On Sunday we were working outside on a project and happened to look up at the sky. A plane had been skywriting, spreading some advertising copy in the sky to the north–some sort of ad for Geico insurance, I think. After that text was done, up popped this message:
Here’s the same picture turned upside down if you’re not one of those people who read books inverted:
“Be fire safe?”
Here in San Diego we often don’t obsess about fire until after the end of summer, when the land around us has gone without water for six months and the hot desert winds blow from the east. The end of October is classic fire season for us, the time of year when the firestorms of 2003 and 2007 ravaged this part of the state. But last month’s Santa Barbara fire and this little bit of public-service skywriting got me thinking about the place of fire in the local ecosystem.
Three meetings ago, the local chapter of the California Native Plant Society hosted wildfire ecologist Richard Halsey. Director of the California Chaparral Institute, Halsey has been working to try educate the public about new understandings about fire. In addition to the institute, he’s been a strong voice in the media, and has authored the book, Fire, Chaparral and Survival in Southern California. (Town Mouse & Country Mouse did a nice post on Fire this month, which included some good quotes from Halsey.)
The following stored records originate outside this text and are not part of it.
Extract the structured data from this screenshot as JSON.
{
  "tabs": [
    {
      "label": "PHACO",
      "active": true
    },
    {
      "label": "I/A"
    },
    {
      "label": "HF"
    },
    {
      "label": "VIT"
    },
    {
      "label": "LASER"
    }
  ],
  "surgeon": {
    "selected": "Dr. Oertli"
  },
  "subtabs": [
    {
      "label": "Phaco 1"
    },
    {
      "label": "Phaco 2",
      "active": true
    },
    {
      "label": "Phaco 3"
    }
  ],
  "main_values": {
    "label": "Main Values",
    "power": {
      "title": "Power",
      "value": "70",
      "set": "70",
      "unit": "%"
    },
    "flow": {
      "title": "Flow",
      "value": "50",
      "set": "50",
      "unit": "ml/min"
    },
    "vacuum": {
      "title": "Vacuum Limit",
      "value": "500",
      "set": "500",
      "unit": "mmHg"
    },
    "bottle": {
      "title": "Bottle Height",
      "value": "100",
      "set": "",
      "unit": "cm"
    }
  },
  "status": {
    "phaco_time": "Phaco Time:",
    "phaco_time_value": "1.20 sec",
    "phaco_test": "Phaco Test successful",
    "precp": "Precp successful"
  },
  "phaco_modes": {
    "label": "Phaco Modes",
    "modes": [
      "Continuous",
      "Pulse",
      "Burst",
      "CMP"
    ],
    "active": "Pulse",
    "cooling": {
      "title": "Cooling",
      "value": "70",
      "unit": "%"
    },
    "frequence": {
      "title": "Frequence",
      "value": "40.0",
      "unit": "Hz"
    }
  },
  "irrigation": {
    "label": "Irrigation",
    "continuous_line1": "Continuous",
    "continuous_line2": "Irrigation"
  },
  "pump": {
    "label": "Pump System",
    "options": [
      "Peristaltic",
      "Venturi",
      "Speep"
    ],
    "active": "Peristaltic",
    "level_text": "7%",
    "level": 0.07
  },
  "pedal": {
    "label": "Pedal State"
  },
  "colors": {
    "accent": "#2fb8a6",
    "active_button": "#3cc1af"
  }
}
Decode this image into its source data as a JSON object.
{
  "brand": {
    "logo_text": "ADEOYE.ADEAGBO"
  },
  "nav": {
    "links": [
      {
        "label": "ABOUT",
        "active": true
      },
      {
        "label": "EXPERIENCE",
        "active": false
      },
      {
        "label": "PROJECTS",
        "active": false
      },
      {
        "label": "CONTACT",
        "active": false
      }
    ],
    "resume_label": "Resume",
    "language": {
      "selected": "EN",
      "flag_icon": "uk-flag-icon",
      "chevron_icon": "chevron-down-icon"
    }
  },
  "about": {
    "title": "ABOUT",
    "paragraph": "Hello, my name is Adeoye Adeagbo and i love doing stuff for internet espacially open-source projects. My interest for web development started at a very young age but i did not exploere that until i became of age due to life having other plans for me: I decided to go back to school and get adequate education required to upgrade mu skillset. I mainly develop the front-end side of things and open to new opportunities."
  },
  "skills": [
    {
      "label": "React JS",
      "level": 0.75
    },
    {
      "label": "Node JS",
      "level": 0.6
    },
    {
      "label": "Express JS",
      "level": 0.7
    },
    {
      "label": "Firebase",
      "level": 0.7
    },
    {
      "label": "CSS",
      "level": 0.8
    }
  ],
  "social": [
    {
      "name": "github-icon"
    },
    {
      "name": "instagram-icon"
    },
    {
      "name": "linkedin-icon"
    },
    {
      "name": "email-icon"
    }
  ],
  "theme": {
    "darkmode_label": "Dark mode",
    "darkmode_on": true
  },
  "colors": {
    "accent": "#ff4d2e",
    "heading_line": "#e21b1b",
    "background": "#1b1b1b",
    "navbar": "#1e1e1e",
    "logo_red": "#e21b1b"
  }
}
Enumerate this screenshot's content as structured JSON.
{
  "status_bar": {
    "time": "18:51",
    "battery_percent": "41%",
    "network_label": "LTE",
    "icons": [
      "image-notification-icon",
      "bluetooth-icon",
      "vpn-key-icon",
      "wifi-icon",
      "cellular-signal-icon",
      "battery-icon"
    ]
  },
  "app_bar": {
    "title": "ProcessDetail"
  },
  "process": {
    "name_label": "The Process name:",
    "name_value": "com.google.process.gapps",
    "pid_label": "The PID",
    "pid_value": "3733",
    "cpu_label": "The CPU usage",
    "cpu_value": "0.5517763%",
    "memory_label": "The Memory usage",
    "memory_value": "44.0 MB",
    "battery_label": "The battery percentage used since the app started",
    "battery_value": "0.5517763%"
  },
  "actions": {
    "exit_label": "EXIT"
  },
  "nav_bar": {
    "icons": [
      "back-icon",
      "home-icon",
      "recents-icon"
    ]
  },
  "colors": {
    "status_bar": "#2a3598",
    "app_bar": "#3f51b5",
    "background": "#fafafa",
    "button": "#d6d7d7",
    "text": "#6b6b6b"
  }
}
Anyone who thinks that plant society meetings are slow, drawn out affairs wasn’t at the meeting I attended. Halsey and one of the other biologists invited to speak went mano a mano over some of the ideas that represented a break from what is still being taught in schools.
I’m no biologist, but at least some of Halsey’s points made sense to me. Here’s a short list of some of what he had to say:
- The notion that “chaparral needs to burn” is a crock of bat guano. Although the ecosystem is adapted to coming back after a blaze, it doesn’t need fire to thrive.
- When areas burn more frequently than the plants living there are adapted to, however, many original plant species die out and invasives begin to move in. Type conversion of chaparral into a weedy grassland of exotic species can begin.
- Extensive fire breaks gouged into a natural area are a magnet for weed species that can take over the ecosystem. (See the previous bullet point.) Of all of these points, the other biologist made the strongest argument against this position of Halsey’s, citing a study where areas with abandoned fire breaks revert almost completely to their previous species after a certain number of years.
- A new study looking at ocean sediments in the Channel Islands shows that large fires have occurred in Southern California, but were separated by far greater numbers of years than we’re seeing today. Virtually all the fires we’re seeing today have been caused by humans.
- A legend of the local Kumeyaay people mentions a particularly devastating fire several hundred years before the arrival of the Spanish in California and Mexico. After the fire, the Kumeyaay had to live in the desert for an entire generation before the land west of the mountains was habitable again.
As recently as 2003-2004, when I was working a photography series on the 2003 Cedar Fire, I put together an artist’s statement for that body of work that included the sentence, “The land needed to burn, to regenerate.” Halsey has convinced me that it’s time for me to rethink that position.
James SOE NYUN. Hill with Wildflowers, Cuyamaca Rancho State Park, 6 Months Later, 2004. Chromogenic print, 15 x 18 3/4 in.